Ars Magica by Judith Tarr
Author:Judith Tarr [Tarr, Judith]
Language: eng
Format: epub, mobi
Tags: Ars Magica, fantasy, Judith Tarr, ebook, Book View Cafe
Publisher: Book View Cafe
Gerbert suspected that he had gone a little mad. Maybe more than a little. It was the whole of it together. Losing the archbishopric, then seeing it betrayed; enduring servitude to its betrayer; fighting for his city. And all of it with half of him torn away, the rest groping in the dark, seeking blindly to be whole again.
He should not have waited — first for the city, then for his sickness, then again for the city’s sake. He should have snatched his Jinniyah and run, the moment Arnulf became archbishop of Rheims.
Such wisdom, one had, when one could look back on one’s follies. If he had been wise at all, he would never have left Aurillac.
He knew where the grimoire was.

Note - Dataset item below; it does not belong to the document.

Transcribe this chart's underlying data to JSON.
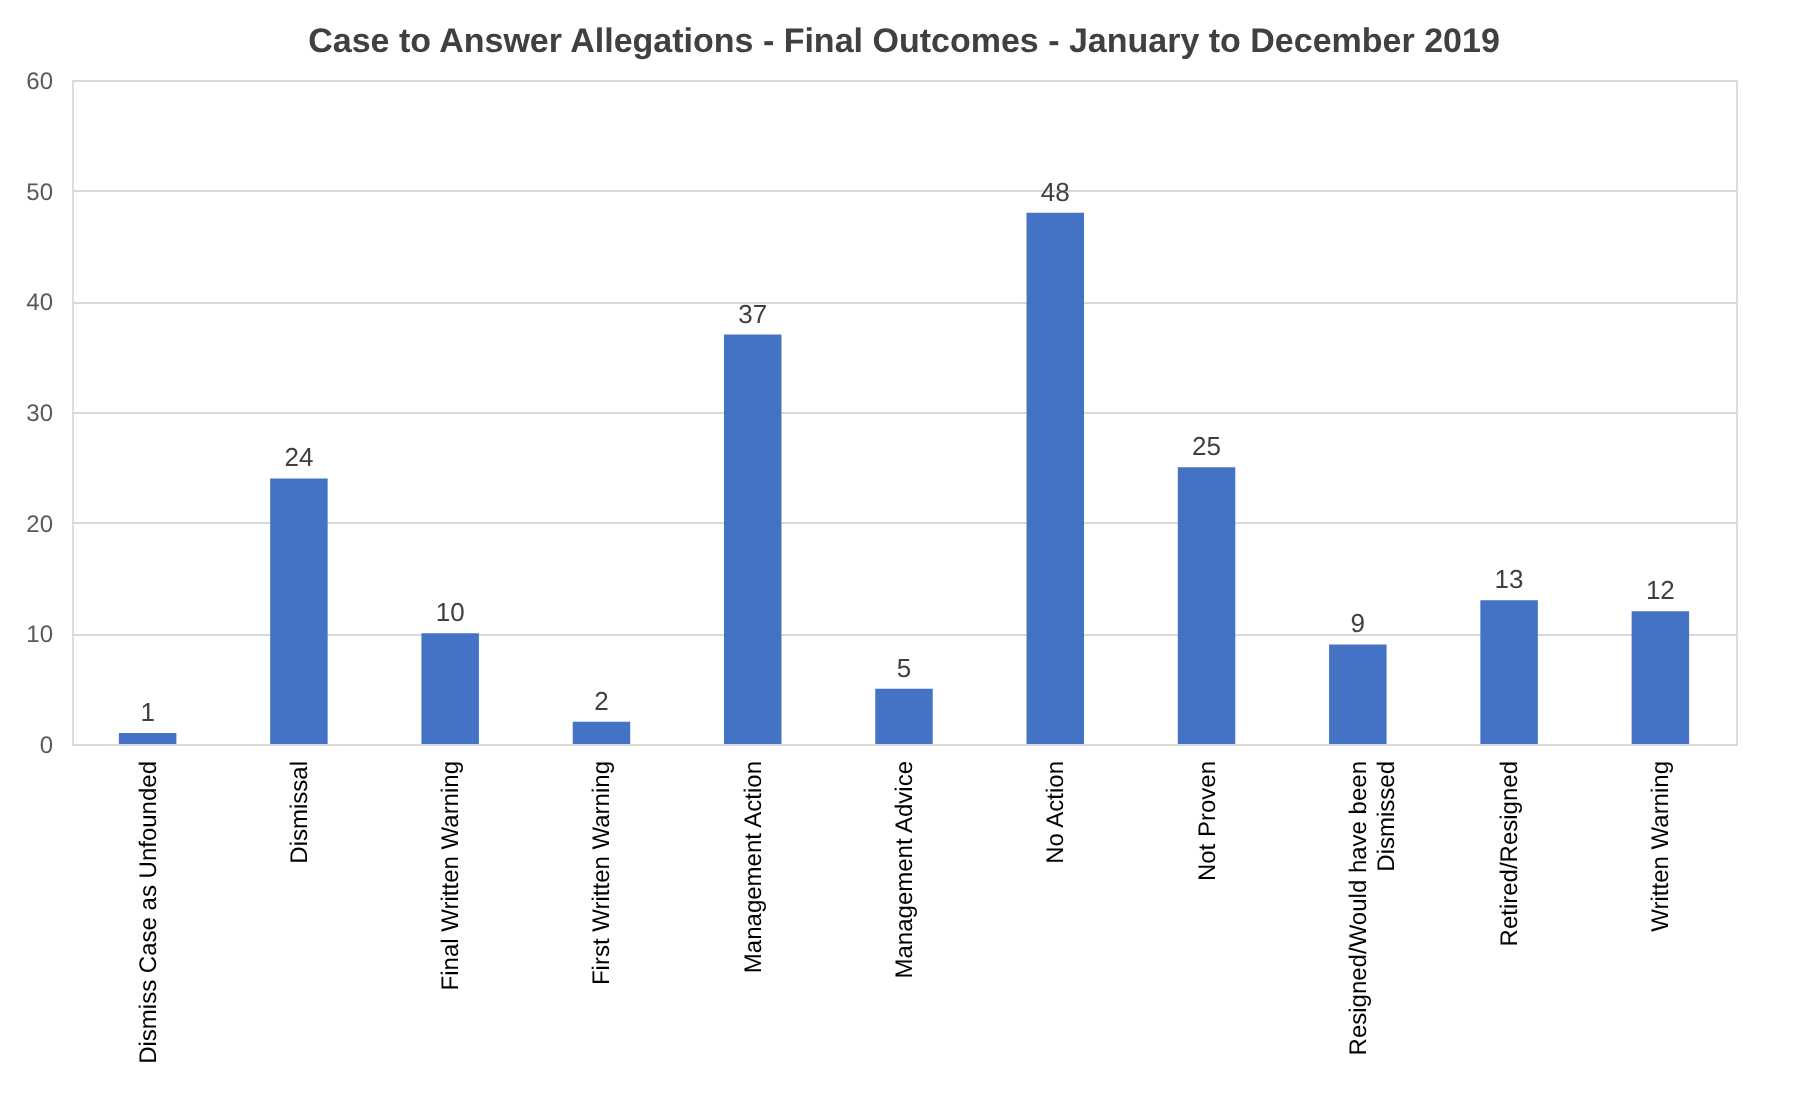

It was like a fire in the darkness. Most of it was no use without the spark of magic; but there were a few spells that needed little more than strength of will and strength of voice, and all the makings in their proper order. Not that they were simple, but because they needed so little of true magic, they were perilous. Any man with discipline and determination and a little learning could avail himself of them. And, thereby, gain a new kind of power.
It was not quite the black art. But neither was it the high white magic which grew out of true power. It partook of compulsion; of the pact arcane.
Of which, Master Ibrahim had had little good to say. “The pact,” he had taught his apprentice, “is a sign of weakness. A true mage has no need of it. Either his magic suffices to work his will, or if he be of the darkness that makes slaves of men and spirits, he can compel obedience without need of bargaining. He who chaffers like a merchant with the beings of the greater or the lesser worlds is merchant indeed, and no magus.”
True enough, Gerbert thought. But a man bereft of magic must take power where he might. Once he had his Jinniyah back, then he could forsake this shame and be again the master of magic.
There was one great advantage in this kind of spell. Since it called power from without, it did not tax the body’s strength as true power did. He need not wait until he was all healed, if indeed he ever would be. Something had broken in him; he was beginning to suspect that it would never wholly be mended.
He wasted no time in feeling sorry for himself. He knew who had done this. He would see that Arnulf paid, and paid high.
He had, to be sure, sworn oaths. But this was no matter of power in the world or in the Church; only of magic that had been taken away. And he would not harm Arnulf. Not he; not his own, inborn power. Arnulf himself had seen to that.
Arnulf, in whom he had centered all his hate. Arnulf, who had broken him in body and in power.
Carefully, in secret even from Richer — especially from Richer — he had gathered what he needed.